In Case of Loss / (then I would like to sing)



Mitra - Pólo de Inovação Social / Pavilhão I

Beco da Mitra, 1950-051 Lisboa


10 . 10 . 2026 → 15 . 11 . 2026


5ª feira - domingo → 14h30 – 18h30

Artista

Heidi Piiroinen

In Case of Loss / sitten haluaisin laulaa é uma obra multidisciplinar que explora experiências de amor e saudade, bem como de invisibilidade, desconexão, raiva e fúria — tanto no interior de cada um como na relação com os outros. A obra assenta num processo profundamente pessoal, ao mesmo tempo que se alimenta de encontros e experiências partilhadas recolhidas ao longo do percurso. No âmago deste projeto está uma viagem de perda e reencontro do eu, motivada por um desejo de ligação.
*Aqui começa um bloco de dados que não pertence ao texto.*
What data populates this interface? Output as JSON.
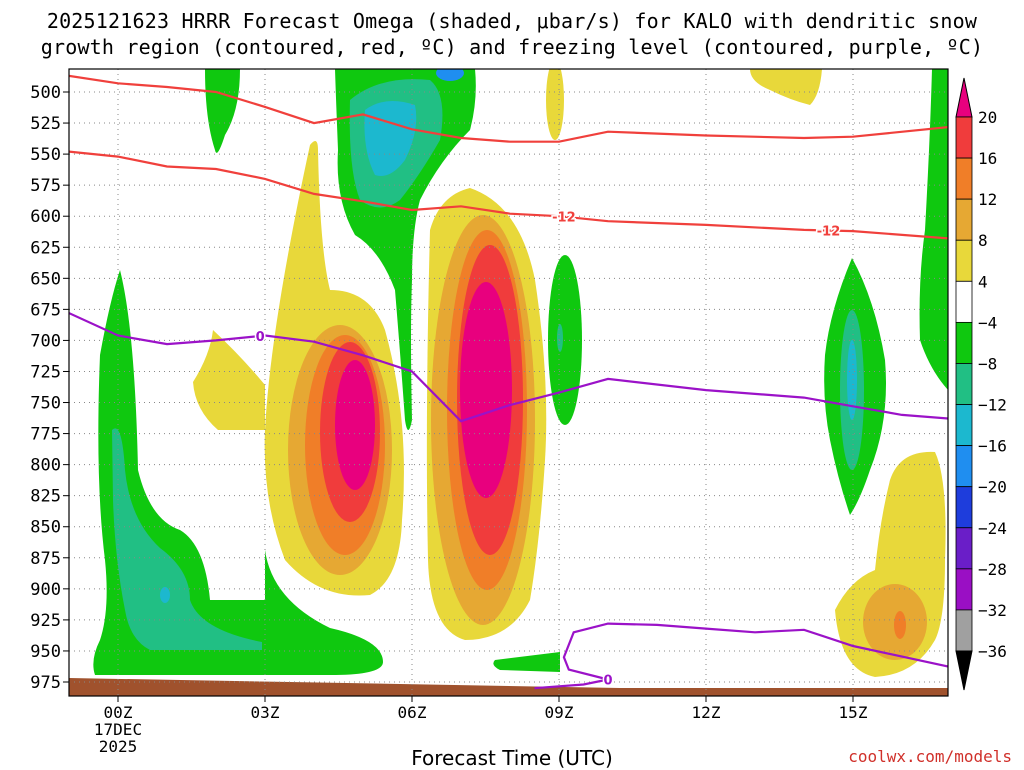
{
  "title_line1": "2025121623 HRRR Forecast Omega (shaded, μbar/s) for KALO with dendritic snow",
  "title_line2": "growth region (contoured, red, ºC) and freezing level (contoured, purple, ºC)",
  "credit": "coolwx.com/models",
  "chart_data": {
    "type": "time-height cross section (filled contour)",
    "title": "2025121623 HRRR Forecast Omega (shaded, μbar/s) for KALO with dendritic snow growth region (contoured, red, ºC) and freezing level (contoured, purple, ºC)",
    "xlabel": "Forecast Time (UTC)",
    "ylabel": "",
    "x_range_hours": [
      -1,
      17
    ],
    "y_range_mb": [
      975,
      480
    ],
    "y_axis": "pressure (mb), decreasing upward",
    "grid": true,
    "xticks": [
      {
        "hour": 0,
        "label": "00Z",
        "sublabel1": "17DEC",
        "sublabel2": "2025"
      },
      {
        "hour": 3,
        "label": "03Z"
      },
      {
        "hour": 6,
        "label": "06Z"
      },
      {
        "hour": 9,
        "label": "09Z"
      },
      {
        "hour": 12,
        "label": "12Z"
      },
      {
        "hour": 15,
        "label": "15Z"
      }
    ],
    "yticks": [
      500,
      525,
      550,
      575,
      600,
      625,
      650,
      675,
      700,
      725,
      750,
      775,
      800,
      825,
      850,
      875,
      900,
      925,
      950,
      975
    ],
    "colorbar": {
      "labels": [
        "20",
        "16",
        "12",
        "8",
        "4",
        "−4",
        "−8",
        "−12",
        "−16",
        "−20",
        "−24",
        "−28",
        "−32",
        "−36"
      ],
      "bands": [
        {
          "range": ">20",
          "color": "#e8007e"
        },
        {
          "range": "16 to 20",
          "color": "#f03c3c"
        },
        {
          "range": "12 to 16",
          "color": "#f07e28"
        },
        {
          "range": "8 to 12",
          "color": "#e6a833"
        },
        {
          "range": "4 to 8",
          "color": "#e8d83a"
        },
        {
          "range": "-4 to 4",
          "color": "#ffffff"
        },
        {
          "range": "-8 to -4",
          "color": "#0fc80f"
        },
        {
          "range": "-12 to -8",
          "color": "#21bf84"
        },
        {
          "range": "-16 to -12",
          "color": "#1cb8cf"
        },
        {
          "range": "-20 to -16",
          "color": "#1f8ef0"
        },
        {
          "range": "-24 to -20",
          "color": "#1e3ddc"
        },
        {
          "range": "-28 to -24",
          "color": "#6a1ec8"
        },
        {
          "range": "-32 to -28",
          "color": "#9a0fc4"
        },
        {
          "range": "-36 to -32",
          "color": "#a0a0a0"
        },
        {
          "range": "<-36",
          "color": "#000000"
        }
      ]
    },
    "series": [
      {
        "name": "-12C isotherm (upper)",
        "color": "#f0403c",
        "points": [
          [
            -1,
            487
          ],
          [
            0,
            493
          ],
          [
            1,
            496
          ],
          [
            2,
            500
          ],
          [
            3,
            512
          ],
          [
            4,
            525
          ],
          [
            5,
            518
          ],
          [
            6,
            530
          ],
          [
            7,
            537
          ],
          [
            8,
            540
          ],
          [
            9,
            540
          ],
          [
            10,
            532
          ],
          [
            12,
            535
          ],
          [
            14,
            537
          ],
          [
            15,
            536
          ],
          [
            17,
            528
          ]
        ]
      },
      {
        "name": "-12C isotherm (lower)",
        "color": "#f0403c",
        "label": "-12",
        "label_hours": [
          9.1,
          14.5
        ],
        "points": [
          [
            -1,
            548
          ],
          [
            0,
            552
          ],
          [
            1,
            560
          ],
          [
            2,
            562
          ],
          [
            3,
            570
          ],
          [
            4,
            582
          ],
          [
            5,
            588
          ],
          [
            6,
            595
          ],
          [
            7,
            592
          ],
          [
            8,
            598
          ],
          [
            9,
            600
          ],
          [
            10,
            604
          ],
          [
            12,
            607
          ],
          [
            14,
            611
          ],
          [
            15,
            612
          ],
          [
            17,
            618
          ]
        ]
      },
      {
        "name": "0C freezing level (upper)",
        "color": "#9b12c8",
        "label": "0",
        "label_hours": [
          2.9
        ],
        "points": [
          [
            -1,
            678
          ],
          [
            0,
            696
          ],
          [
            1,
            703
          ],
          [
            2,
            700
          ],
          [
            3,
            696
          ],
          [
            4,
            701
          ],
          [
            5,
            712
          ],
          [
            6,
            725
          ],
          [
            7,
            765
          ],
          [
            8,
            752
          ],
          [
            9,
            742
          ],
          [
            10,
            731
          ],
          [
            12,
            740
          ],
          [
            14,
            746
          ],
          [
            15,
            753
          ],
          [
            16,
            760
          ],
          [
            17,
            763
          ]
        ]
      },
      {
        "name": "0C freezing level (lower)",
        "color": "#9b12c8",
        "label": "0",
        "label_hours": [
          10
        ],
        "points": [
          [
            8.5,
            980
          ],
          [
            9.5,
            977
          ],
          [
            10,
            973
          ],
          [
            9.2,
            965
          ],
          [
            9.1,
            955
          ],
          [
            9.3,
            935
          ],
          [
            10,
            928
          ],
          [
            11,
            929
          ],
          [
            12,
            932
          ],
          [
            13,
            935
          ],
          [
            14,
            933
          ],
          [
            15,
            946
          ],
          [
            17,
            963
          ]
        ]
      }
    ],
    "shaded_features": [
      {
        "kind": "upward motion maximum (positive omega)",
        "center_hour": 7.5,
        "center_mb": 700,
        "peak": ">20"
      },
      {
        "kind": "upward motion maximum (positive omega)",
        "center_hour": 5,
        "center_mb": 740,
        "peak": ">20"
      },
      {
        "kind": "upward motion maximum (positive omega)",
        "center_hour": 16,
        "center_mb": 920,
        "peak": "12 to 16"
      },
      {
        "kind": "subsidence (negative omega)",
        "center_hour": 5.5,
        "center_mb": 530,
        "peak": "-16 to -20"
      },
      {
        "kind": "subsidence (negative omega)",
        "center_hour": 15,
        "center_mb": 690,
        "peak": "-12 to -16"
      },
      {
        "kind": "subsidence (negative omega)",
        "center_hour": 0.5,
        "center_mb": 850,
        "peak": "-12 to -16"
      }
    ]
  }
}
O ponto de partida da obra é a expressão “em caso de perda”, habitualmente escrita na primeira página de cadernos onde são dadas instruções para a sua devolução em caso de extravio. Em termos materiais, o projeto baseia-se no ritual de mordançage — uma técnica que “ataca” fisicamente a película de 16 mm. Este processo corrosivo faz com que a emulsão se desprenda e se distorça, deixando vestígios fantasmagóricos de imagens anteriores — um eco visual da forma como as memórias e as identidades são corroídas e transformadas pelo trauma e pelo tempo.

Desenvolvida em colaboração com a Maria Akatemia e a Liga Mannerheim para o Bem-Estar Infantil, organizações que apoiam mulheres a braços com conflitos interiores e experiências de violência (tanto sofrida como exercida), a obra inclui materiais provenientes de oficinas de escrita em que os participantes refletem em conjunto sobre a dificuldade de estabelecer limites, a supressão da raiva e o peso do trauma transgeracional. A obra reflete sobre a raiva das mulheres enquanto tema socialmente sensível e frequentemente silenciado, examinando as estruturas e atitudes que moldam a forma como é vivida e expressa. Considera também como a raiva se funde e confunde com a vergonha, a culpa, a tristeza e a solidão, e como pode ser difícil reconhecer e acolher estes estados emocionais em si próprio.